The integer state is fairly small, only 16x 64-bit registers + RFLAGS and segment regs. FPU state is more than twice as large even without AVX: 8x 80-bit x87 registers, and 16x XMM or YMM, or 32x ZMM registers (+ MXCSR, and x87 status + control words). Also the MPX bnd0-4
registers are lumped in with "FPU". At this point "FPU state" just means all non-integer registers. On my Skylake, dmesg
says x86/fpu: Enabled xstate features 0x1f, context size is 960 bytes, using 'compacted' format.
See Understanding FPU usage in linux kernel; modern Linux doesn't do lazy FPU context switches by default for context switches (only for kernel/user transitions). (But that article explains what Lazy is.)
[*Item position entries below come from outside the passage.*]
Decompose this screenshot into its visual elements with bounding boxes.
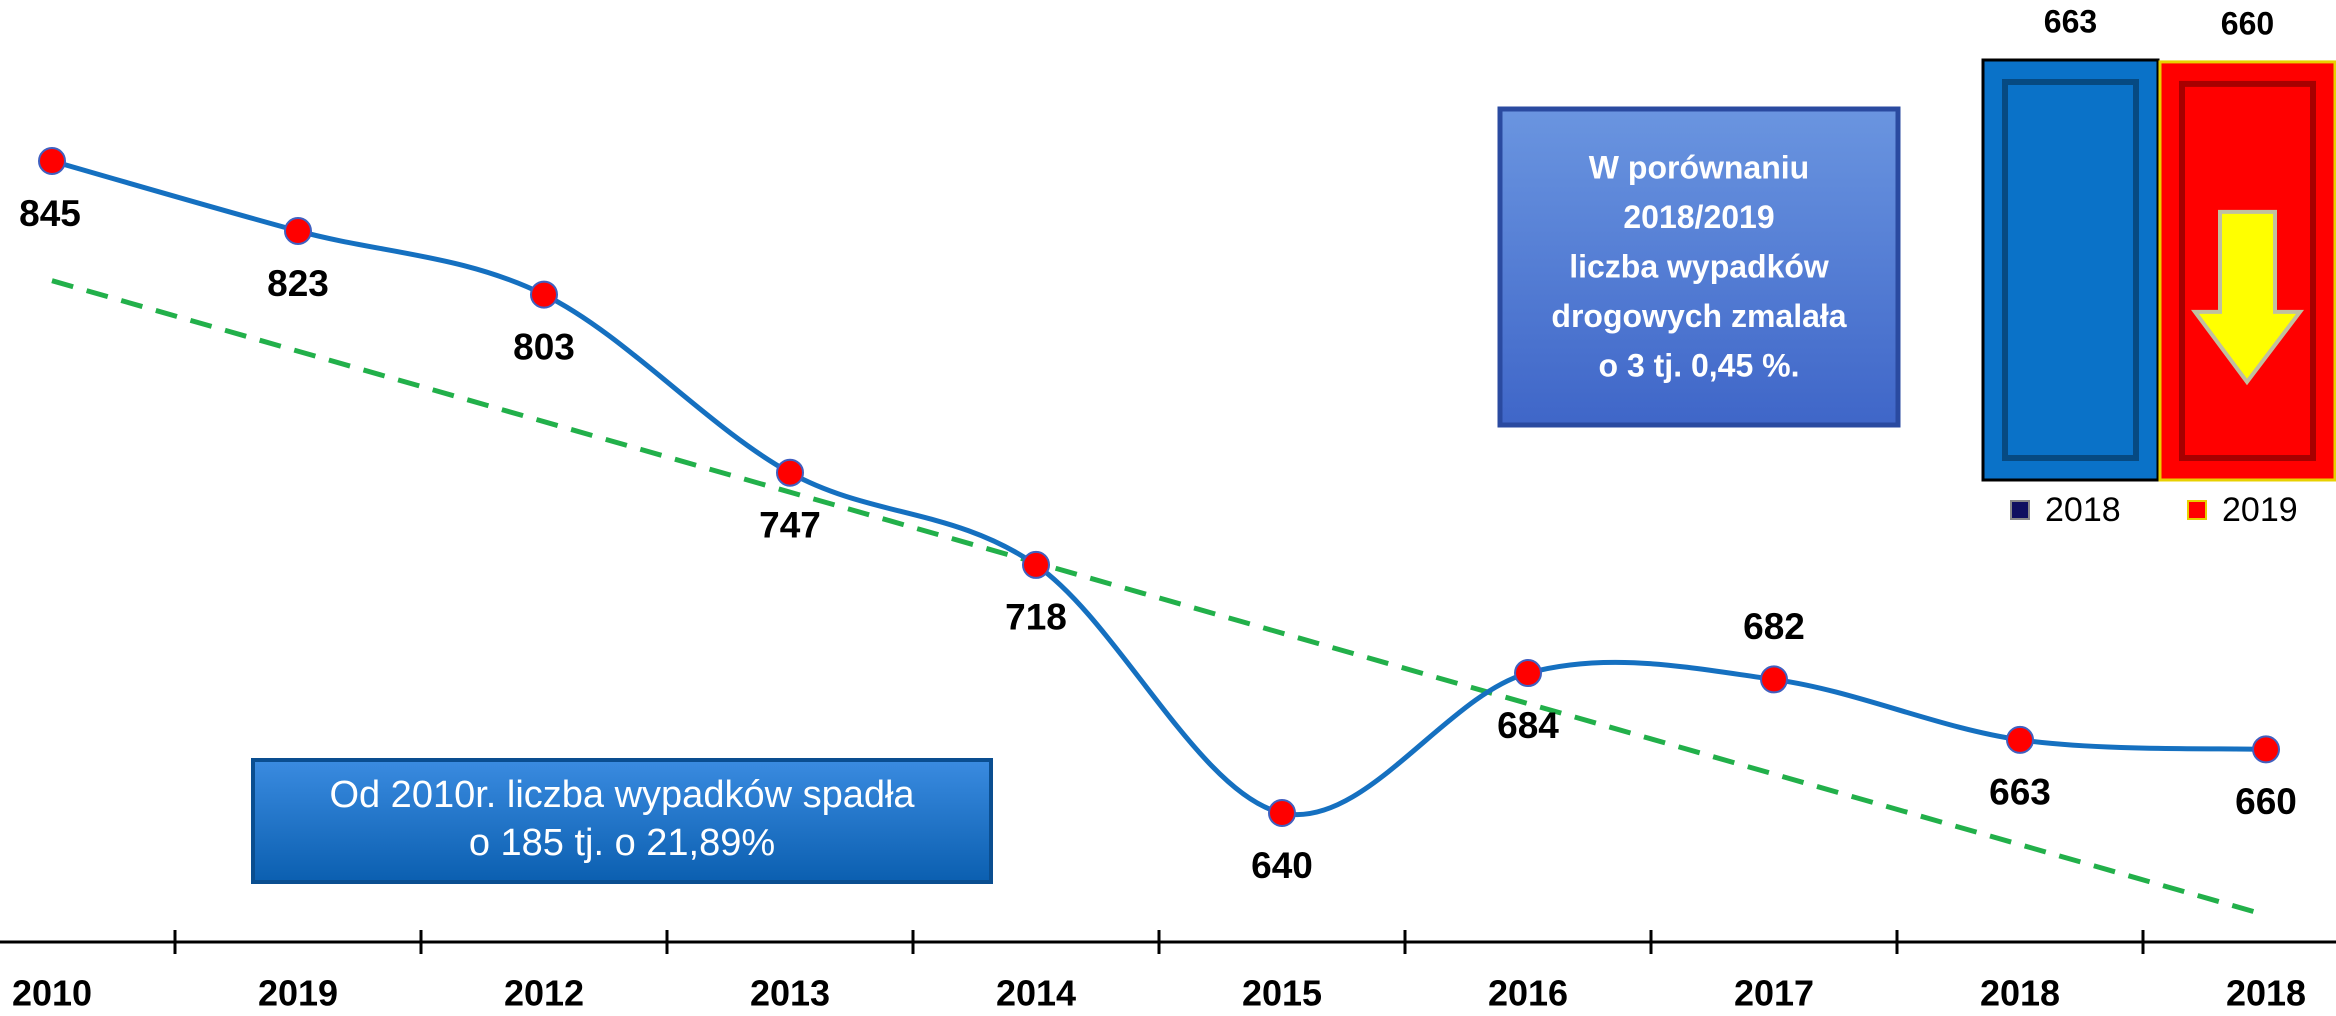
annotation: Od 2010r. liczba wypadków spadła [329,774,915,816]
data-label: 640 [1251,845,1313,886]
trend-line [51,278,2267,918]
data-label: 660 [2221,5,2274,41]
data-label: 663 [2044,3,2097,39]
x-tick-label: 2015 [1242,973,1322,1014]
data-label: 682 [1743,606,1805,647]
marker [2006,725,2034,754]
legend-label: 2018 [2045,491,2121,529]
x-tick-label: 2017 [1734,973,1814,1014]
data-label: 663 [1989,772,2051,813]
annotation: o 185 tj. o 21,89% [469,822,775,864]
data-label: 747 [759,504,821,545]
data-label: 845 [19,193,81,234]
data-label: 684 [1497,705,1559,746]
x-tick-label: 2018 [2226,973,2306,1014]
bar-bevel [2002,79,2139,461]
x-tick-label: 2012 [504,973,584,1014]
arrow-icon [2191,209,2305,386]
marker [1514,659,1542,688]
data-label: 718 [1005,597,1067,638]
annotation: W porównaniu [1589,149,1809,185]
data-label: 660 [2235,781,2297,822]
x-tick-label: 2018 [1980,973,2060,1014]
x-tick-label: 2010 [12,973,92,1014]
marker [776,458,804,487]
annotation: o 3 tj. 0,45 %. [1599,347,1800,383]
annotation: 2018/2019 [1623,199,1774,235]
x-tick-label: 2016 [1488,973,1568,1014]
marker [284,216,312,245]
annotation: drogowych zmalała [1551,298,1846,334]
marker [530,280,558,309]
x-tick-label: 2013 [750,973,830,1014]
legend-label: 2019 [2222,491,2298,529]
data-label: 823 [267,263,329,304]
bar [1981,58,2160,482]
x-tick-label: 2014 [996,973,1076,1014]
legend-swatch [2010,500,2030,520]
legend-swatch [2187,500,2207,520]
annotation-box [251,758,993,884]
marker [38,147,66,175]
line [51,158,2267,818]
x-tick-label: 2019 [258,973,338,1014]
data-label: 803 [513,326,575,367]
marker [1022,550,1050,579]
bar-bevel [2179,80,2316,461]
annotation-box [1497,106,1901,428]
marker [1268,799,1296,827]
marker [1760,665,1788,694]
marker [2252,735,2280,764]
annotation: liczba wypadków [1569,248,1829,284]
Most processes use SSE for copying/zeroing small blocks of memory in compiler-generated code, and most library string/memcpy/memset implementations use SSE/SSE2. Also, hardware supported optimized save/restore is a thing now (xsaveopt
/ xrstor), so "eager" FPU save/restore may actually do less work if some/all FP registers haven't actually been used. e.g. save just the low 128b of YMM registers if they were zeroed with vzeroupper
so the CPU knows they're clean. (And mark that fact with just one bit in the save format.)
With "eager" context switching, FPU instructions stay enabled all the time, so bad kernel code can corrupt them at any time.